Tout sauf immobile, pour ce qui est de la pensée, de l’engagement civique au sens le plus fort du terme, que cet Albert Memmi qui fait état de son parcours de vie dans son dernier livre. Essai qui ne sera sans doute pas le dernier, car cet écrivain philosophe pédagogue, ce juif tunisien rescapé d’un ghetto comparable aux pires que l’histoire des juifs d’Occident nous révèle, ne peut rester indifférent aux problèmes liés aux peuples de ses origines.

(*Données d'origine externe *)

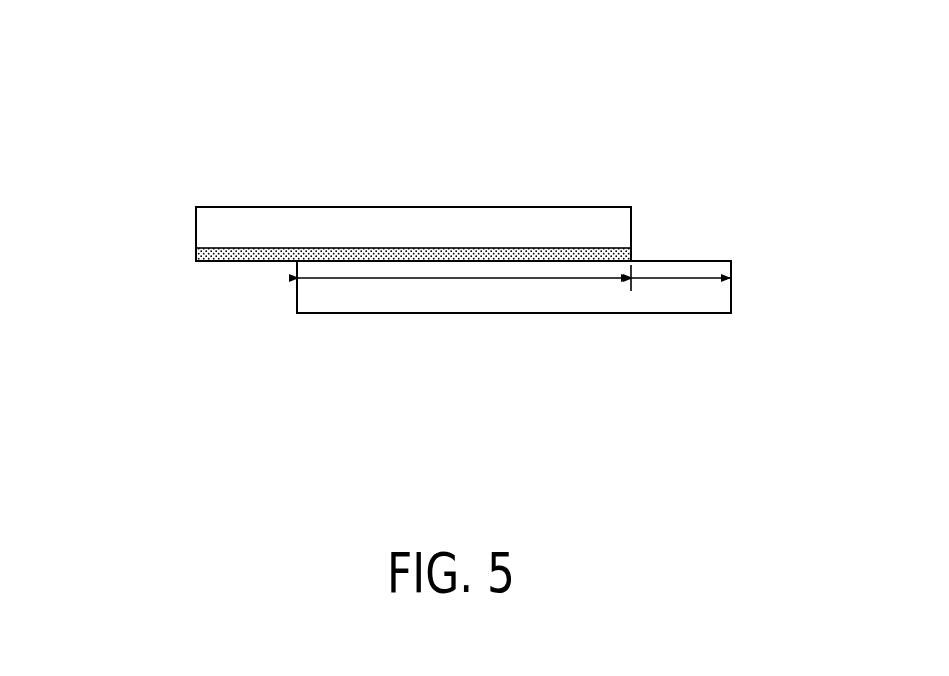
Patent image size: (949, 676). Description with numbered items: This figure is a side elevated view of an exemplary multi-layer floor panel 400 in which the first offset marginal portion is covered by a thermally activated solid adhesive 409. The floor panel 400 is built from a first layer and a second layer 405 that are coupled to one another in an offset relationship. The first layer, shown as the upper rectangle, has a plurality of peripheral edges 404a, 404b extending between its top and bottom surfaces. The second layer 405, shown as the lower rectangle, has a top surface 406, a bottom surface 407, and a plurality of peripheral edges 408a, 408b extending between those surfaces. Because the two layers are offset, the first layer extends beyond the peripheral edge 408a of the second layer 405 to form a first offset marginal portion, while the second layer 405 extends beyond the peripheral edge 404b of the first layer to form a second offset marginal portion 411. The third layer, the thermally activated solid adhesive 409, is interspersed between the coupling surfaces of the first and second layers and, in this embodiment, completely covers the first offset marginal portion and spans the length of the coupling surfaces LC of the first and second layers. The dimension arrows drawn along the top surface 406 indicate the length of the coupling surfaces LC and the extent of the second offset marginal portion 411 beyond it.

The floor panel 400 is at (300, 152).
The peripheral edge of first layer 404a is at (143, 238).
The peripheral edge of first layer 404b is at (656, 211).
The top surface of second layer 406 is at (705, 261).
The thermally activated solid adhesive 409 is at (215, 286).
The peripheral edge of second layer 408a is at (275, 289).
The peripheral edge of second layer 408b is at (745, 288).
The bottom surface of second layer 407 is at (603, 316).
The length of the coupling surfaces LC is at (462, 278).
The second offset marginal portion 411 is at (682, 278).
The second layer 405 is at (497, 400).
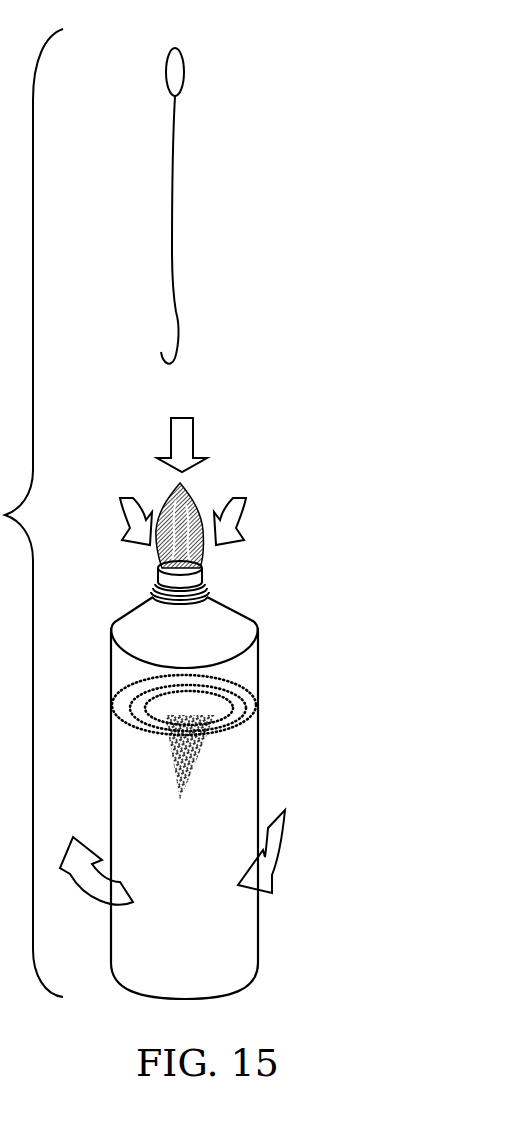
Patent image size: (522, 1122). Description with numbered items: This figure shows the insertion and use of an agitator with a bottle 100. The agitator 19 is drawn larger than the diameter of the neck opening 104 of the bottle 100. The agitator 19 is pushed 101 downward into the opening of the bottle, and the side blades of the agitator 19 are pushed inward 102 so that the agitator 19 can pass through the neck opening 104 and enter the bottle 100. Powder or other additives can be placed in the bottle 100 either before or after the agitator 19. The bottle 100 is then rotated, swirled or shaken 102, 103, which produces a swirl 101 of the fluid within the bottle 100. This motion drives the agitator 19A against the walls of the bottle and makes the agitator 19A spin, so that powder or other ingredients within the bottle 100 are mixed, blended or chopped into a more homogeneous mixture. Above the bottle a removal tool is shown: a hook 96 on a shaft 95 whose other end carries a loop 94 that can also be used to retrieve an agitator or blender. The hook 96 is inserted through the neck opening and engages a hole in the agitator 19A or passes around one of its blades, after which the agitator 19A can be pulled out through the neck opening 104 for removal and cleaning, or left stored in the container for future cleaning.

L’enfant doué, qu’une vie de réprouvé dans une Afrique du Nord déjà elle-même opprimée par les colonisateurs vouait à l’humiliation et à la misère, a vu s’ouvrir miraculeusement une voie de survie ; la colonisation a heureusement apporté avec elle son contingent de gens généreux, d’institutions libératrices. Le chemin a mené d’abord en Algérie pour une première étape studieuse, puis au Paris rêvé, subi d’abord difficilement sous ses aspects de luxe et d’indifférence sinon d’hostilité, mais vite fécond intellectuellement. Jeune diplômé, Albert Memmi pense pouvoir s’intégrer à la société tunisienne, participer au mouvement d’émancipation en cours, mais un tel retour, avec une compagne française de surcroît, se révèle impossible dans les conditions extrêmes du temps.

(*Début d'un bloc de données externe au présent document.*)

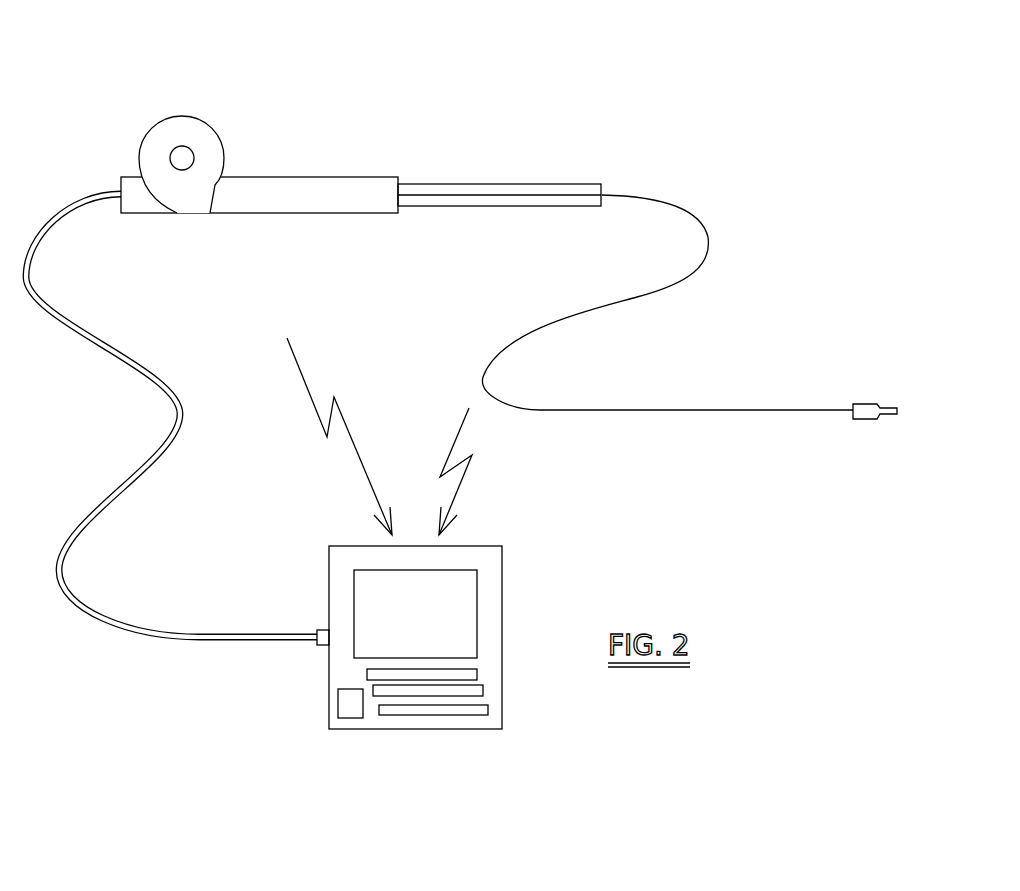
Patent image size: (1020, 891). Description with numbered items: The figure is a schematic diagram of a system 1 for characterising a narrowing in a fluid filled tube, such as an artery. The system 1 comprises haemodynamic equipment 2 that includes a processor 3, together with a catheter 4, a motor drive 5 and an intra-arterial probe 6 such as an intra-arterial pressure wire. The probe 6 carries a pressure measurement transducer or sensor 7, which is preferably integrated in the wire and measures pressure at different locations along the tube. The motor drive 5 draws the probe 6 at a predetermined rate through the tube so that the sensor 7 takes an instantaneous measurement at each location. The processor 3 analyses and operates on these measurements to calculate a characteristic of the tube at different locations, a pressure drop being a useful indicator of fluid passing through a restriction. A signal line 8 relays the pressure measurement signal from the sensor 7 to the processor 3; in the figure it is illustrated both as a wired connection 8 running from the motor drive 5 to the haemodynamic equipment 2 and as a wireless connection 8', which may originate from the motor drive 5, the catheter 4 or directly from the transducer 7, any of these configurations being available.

Déjà cependant, se mettaient en place les matériaux sur lesquels s’exercera la réflexion de cet esprit sensible aux malheurs des uns et des autres, arabes et juifs, du Maghreb, d’Israel, de partout où leurs divergences créent des oppositions farouches, violentes, sans merci. Depuis plus de trente ans, Albert Memmi parle, écrit, portant les revendications nationales des Arabes et des Juifs avec une lucidité, une honnêteté, un courage qui ne se démentent pas, malgré les orages, les haines parfois, qu’il soulève. Son sens aigu de l’absurdité des raisonnements qui nient le passage par le nationalisme des peuples à la recherche de la place qui leur revient dans le concert des hommes l’a mené à affronter la pensée dominante au moment des luttes anti-colonialistes. Pour lui, le sentiment national, s’il n’est pas exclusif et si, une fois la sécurité acquise, il s’ouvre aux autres, demeure le ciment qui permet d’unir les personnes, les mouvements sociaux et culturels autour d’un projet commun d’indépendance. Si l’on fait l’impasse sur les cultures nationales, si l’on impose aux peuples en gestation une internationalisation forcée, la mondialisation à tout prix, on ne peut qu’attiser les frustrations et nourrir la montée des intégrismes.
Aujourd’hui que le pire est toujours à craindre, il faut relire les livres d’Albert Memmi, Juifs et Arabes en particulier, pour comprendre ces mouvances contradictoires qui entraînent des malheurs si grands qu’il n’est personne qui ne souhaite que la perception réaliste, mais nuancée, mesurée, saine en somme de cet homme de paix soit partagée, enfin!